La resolución fue emitida por Jovita Vargas Alarcón, jueza Noveno de Distrito en Materia Penal, quien negó la suspensión definitiva que Aureoles había solicitado para evitar su captura. Hasta hace unos días, el ex mandatario gozaba de una suspensión provisional, pero el beneficio quedó sin efecto con la decisión dada a conocer este 25 de agosto.
Sin aparecer en la audiencia
El problema legal de Aureoles se agravó desde el 20 de agosto, cuando él y su ex secretario de Seguridad Pública, Juan Bernardo Corona Martínez, no se presentaron a la audiencia donde la Fiscalía General de la República (FGR) pretendía imputarlos.
Ese día, la jueza de control Patricia Sánchez Nava, del Centro de Justicia Penal Federal en el Reclusorio Oriente, los esperaba para responder por los delitos que se les atribuyen. Sus abogados, Ángel Echegaray Vaca y Alán Aurelio Solano Carranza, dijeron desconocer las razones de la inasistencia.
¿De qué se le acusa?
La FGR sostiene que Aureoles y su equipo presuntamente causaron un daño patrimonial de 3 mil 412 millones de pesos al adquirir cuarteles para la Guardia Civil a sobreprecio en municipios como Huetamo, Apatzingán, Coacolmán, Jiquilpan, Lázaro Cárdenas, Uruapan y Zitácuaro.
Los delitos que se le imputan no son menores: peculado, operaciones con recursos de procedencia ilícita, asociación delictuosa y administración fraudulenta.

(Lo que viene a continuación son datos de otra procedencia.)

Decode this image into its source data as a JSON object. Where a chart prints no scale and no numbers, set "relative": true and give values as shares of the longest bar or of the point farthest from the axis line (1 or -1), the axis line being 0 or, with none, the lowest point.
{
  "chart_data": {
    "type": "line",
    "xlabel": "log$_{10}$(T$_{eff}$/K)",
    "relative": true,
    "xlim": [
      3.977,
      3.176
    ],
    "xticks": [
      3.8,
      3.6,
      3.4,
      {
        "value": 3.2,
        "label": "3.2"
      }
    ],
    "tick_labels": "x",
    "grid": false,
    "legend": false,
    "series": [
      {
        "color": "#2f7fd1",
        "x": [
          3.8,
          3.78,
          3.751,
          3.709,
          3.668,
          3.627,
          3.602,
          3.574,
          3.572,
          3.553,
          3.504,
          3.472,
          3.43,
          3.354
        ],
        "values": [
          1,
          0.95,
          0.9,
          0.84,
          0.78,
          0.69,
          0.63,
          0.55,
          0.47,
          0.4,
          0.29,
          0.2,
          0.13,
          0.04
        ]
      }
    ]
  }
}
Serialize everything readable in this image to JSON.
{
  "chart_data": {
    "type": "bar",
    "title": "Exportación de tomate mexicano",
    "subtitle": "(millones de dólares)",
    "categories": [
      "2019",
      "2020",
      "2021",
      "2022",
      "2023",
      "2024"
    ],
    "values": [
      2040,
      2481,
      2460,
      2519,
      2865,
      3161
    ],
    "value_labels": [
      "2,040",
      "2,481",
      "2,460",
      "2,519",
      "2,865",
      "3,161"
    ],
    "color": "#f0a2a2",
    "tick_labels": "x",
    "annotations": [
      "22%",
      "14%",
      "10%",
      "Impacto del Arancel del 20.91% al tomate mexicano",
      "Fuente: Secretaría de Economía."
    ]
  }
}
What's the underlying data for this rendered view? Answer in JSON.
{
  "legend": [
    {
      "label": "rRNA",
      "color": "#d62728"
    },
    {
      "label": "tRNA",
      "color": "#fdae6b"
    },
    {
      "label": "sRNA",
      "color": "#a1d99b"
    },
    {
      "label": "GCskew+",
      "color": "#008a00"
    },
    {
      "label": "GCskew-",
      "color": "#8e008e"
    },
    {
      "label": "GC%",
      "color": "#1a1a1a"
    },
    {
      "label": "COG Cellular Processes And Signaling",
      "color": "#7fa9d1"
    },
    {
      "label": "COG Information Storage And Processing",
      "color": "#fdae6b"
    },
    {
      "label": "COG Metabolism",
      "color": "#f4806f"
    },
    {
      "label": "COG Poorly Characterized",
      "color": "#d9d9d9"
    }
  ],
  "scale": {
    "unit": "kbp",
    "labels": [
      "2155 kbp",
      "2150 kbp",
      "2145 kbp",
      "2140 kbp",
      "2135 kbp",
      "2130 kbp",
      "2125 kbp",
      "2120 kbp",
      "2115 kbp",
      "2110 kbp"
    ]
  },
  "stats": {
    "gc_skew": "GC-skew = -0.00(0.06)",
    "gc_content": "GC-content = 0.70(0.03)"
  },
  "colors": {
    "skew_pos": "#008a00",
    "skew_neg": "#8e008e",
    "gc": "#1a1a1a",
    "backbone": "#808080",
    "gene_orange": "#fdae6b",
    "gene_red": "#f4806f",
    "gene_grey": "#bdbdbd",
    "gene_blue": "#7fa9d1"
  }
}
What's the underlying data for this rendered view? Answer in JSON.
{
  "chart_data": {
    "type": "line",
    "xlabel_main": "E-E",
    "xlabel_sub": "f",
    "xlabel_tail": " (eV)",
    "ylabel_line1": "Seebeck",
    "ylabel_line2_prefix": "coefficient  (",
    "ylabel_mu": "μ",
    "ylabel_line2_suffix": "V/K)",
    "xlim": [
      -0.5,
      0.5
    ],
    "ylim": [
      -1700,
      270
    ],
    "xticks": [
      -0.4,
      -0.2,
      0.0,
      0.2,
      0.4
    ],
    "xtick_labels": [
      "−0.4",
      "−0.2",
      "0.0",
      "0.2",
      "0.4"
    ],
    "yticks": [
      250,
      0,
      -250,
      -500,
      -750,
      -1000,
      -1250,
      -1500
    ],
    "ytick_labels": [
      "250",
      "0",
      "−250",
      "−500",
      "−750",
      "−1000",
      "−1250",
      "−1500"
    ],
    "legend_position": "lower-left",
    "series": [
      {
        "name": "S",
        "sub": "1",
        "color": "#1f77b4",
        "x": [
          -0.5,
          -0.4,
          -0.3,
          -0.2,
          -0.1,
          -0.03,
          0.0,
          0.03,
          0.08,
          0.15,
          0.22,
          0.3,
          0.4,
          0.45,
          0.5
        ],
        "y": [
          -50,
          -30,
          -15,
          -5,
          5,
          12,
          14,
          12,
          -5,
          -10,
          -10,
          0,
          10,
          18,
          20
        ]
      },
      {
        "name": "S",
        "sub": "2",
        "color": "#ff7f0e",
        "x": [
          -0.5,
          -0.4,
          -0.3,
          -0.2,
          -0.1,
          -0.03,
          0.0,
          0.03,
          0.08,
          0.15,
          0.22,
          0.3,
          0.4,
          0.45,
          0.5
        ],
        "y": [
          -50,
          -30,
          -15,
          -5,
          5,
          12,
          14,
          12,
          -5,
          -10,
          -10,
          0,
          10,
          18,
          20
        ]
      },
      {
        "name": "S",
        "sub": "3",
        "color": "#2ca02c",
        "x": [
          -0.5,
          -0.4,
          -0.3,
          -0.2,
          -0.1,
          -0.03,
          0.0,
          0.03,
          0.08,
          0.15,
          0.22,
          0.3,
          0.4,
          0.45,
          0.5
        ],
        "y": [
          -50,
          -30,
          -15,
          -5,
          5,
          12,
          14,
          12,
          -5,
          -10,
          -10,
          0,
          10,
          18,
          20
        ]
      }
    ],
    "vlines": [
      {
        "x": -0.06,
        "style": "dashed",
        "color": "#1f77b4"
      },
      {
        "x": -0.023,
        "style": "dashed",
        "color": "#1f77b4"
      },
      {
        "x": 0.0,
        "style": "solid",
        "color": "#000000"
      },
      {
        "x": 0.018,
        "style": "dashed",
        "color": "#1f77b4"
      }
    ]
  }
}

En marzo pasado, ya habían sido vinculados a proceso cuatro ex funcionarios de su administración, señalados como responsables de haber participado en el millonario quebranto.
Un expediente que crece
El caso contra Aureoles sigue sumando capítulos y la decisión de la jueza Vargas Alarcón abre la puerta a que pueda ejecutarse su captura en cualquier momento. La ex figura perredista, que llegó a sonar como aspirante presidencial, enfrenta ahora uno de los procesos más serios contra un ex gobernador en la última década.